Subtle! not a violation of Church's thesis:

• Church's thesis (halting problem): there is no effective procedure for determining whether a program halts (completes) or not. Thus the only way to determine whether a program halts or not is to run it.
• Step 1: determine that program produces appropriate output ("halts") on one host.
• Step 2: determine that the environment in which the program runs is somehow standard.
• Step 3: determine that the only couplings between the program and the outside world are standard.
• Step 4: determine that the same standard features exist on another host, and that those couplings are the same for the two hosts.
• Then function of the program on the second host is conditional; since it couples to the same outside influences, and they are similar for the two hosts, it'll probably work.
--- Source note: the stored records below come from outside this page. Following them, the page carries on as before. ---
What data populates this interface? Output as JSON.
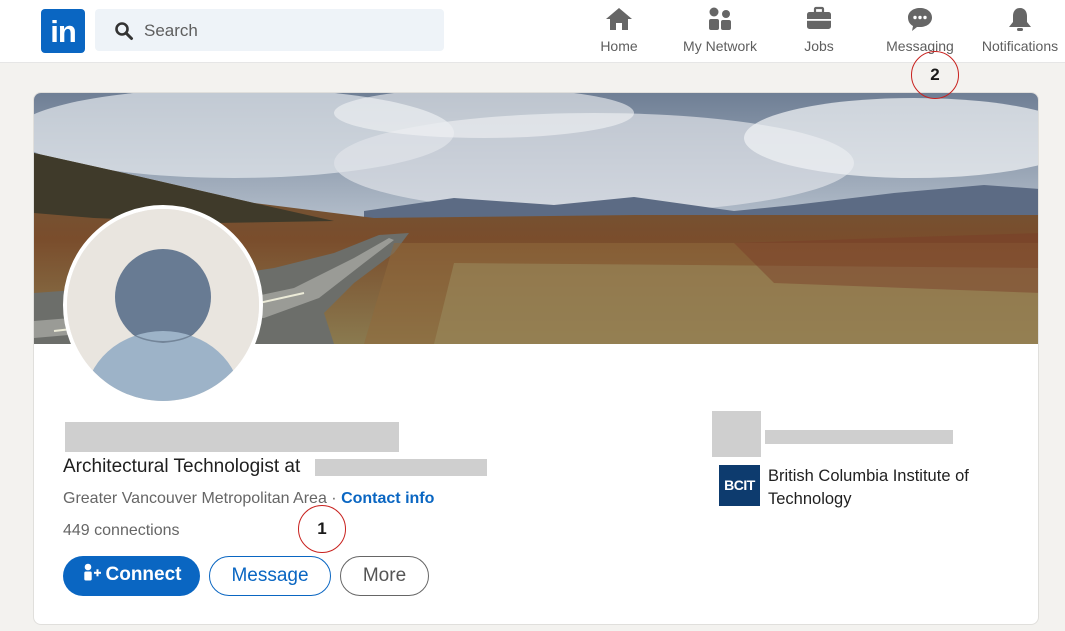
{
  "nav": {
    "logo_text": "in",
    "search_placeholder": "Search",
    "items": [
      {
        "label": "Home",
        "icon": "home-icon"
      },
      {
        "label": "My Network",
        "icon": "network-icon"
      },
      {
        "label": "Jobs",
        "icon": "briefcase-icon"
      },
      {
        "label": "Messaging",
        "icon": "chat-icon"
      },
      {
        "label": "Notifications",
        "icon": "bell-icon"
      }
    ]
  },
  "annotations": {
    "marker_1": "1",
    "marker_2": "2"
  },
  "profile": {
    "headline": "Architectural Technologist at",
    "location": "Greater Vancouver Metropolitan Area",
    "separator": " · ",
    "contact_info": "Contact info",
    "connections": "449 connections",
    "actions": {
      "connect": "Connect",
      "message": "Message",
      "more": "More"
    },
    "education": {
      "logo_text": "BCIT",
      "name": "British Columbia Institute of Technology"
    }
  },
  "colors": {
    "brand": "#0a66c2",
    "annotation": "#c8211e"
  }
}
What LSB doesn't account for:

• Ordering differences between files in the LSB.
  • Does program work if /etc/hosts is not in sorted order by hostname? (It would be silly to construct such a program, but it happens)
• Content issues for files in the LSB.
  • Can break a program by not providing it with enough parameters, e.g.

Structural validation

• Construct a suite of packages that "get along".
  • Clearly defined dependencies (A requires B)
  • no overlap between packages ("orthogonality")
• Technique:
  • Obey dependencies between packages to determine installation order.
  • Only install what you need.
  • Can always come back and install more later.
• Result: RedHat Package Manager and RedHat 9.0

RedHat Package Manager

• basically, a way of dumping files into a filesystem in an orderly manner.
• Parts of an RPM file:
  • dependencies:
    • "provides X": this package provides something needed by others.
    • "requires Y": this package needs something from another.
    • X and Y are character strings.
  • an archive of files:
    • absolute location (relative to /)
    • always dumps files into specific locations within a filesystem.
  • pre-install and post-install scripts
    • what to do before and after dumping files into the filesystem.
• RPM features
  • uninstall: undo changes
    • imperfect: doesn't account for all possible changes.
    • handles files and directories perfectly.
    • pre-install and post-install scripts can be difficult to undo.

The quandary

• there is a balance between openness and closed worlds.
• "rpm -i": closed world.
  • if you use RH9.0 mechanisms, it forms a "closed world",
    • installs and uninstalls work.
    • strong integrity constraint on the result.
  • if you do anything else, even one "make install", you violate that closure and RPM no longer insures integrity.
• "make install": open world.
  • order matters (a lot)
  • if you do one "rpm --uninstall" after several "make install"s, you may break an installed package (due to lack of recording of dependencies).
• Open and closed worlds do not get along:
  • open: order matters (a lot), no possibility of undo.
  • closed: only precedences matter, undo possible (but unreliable).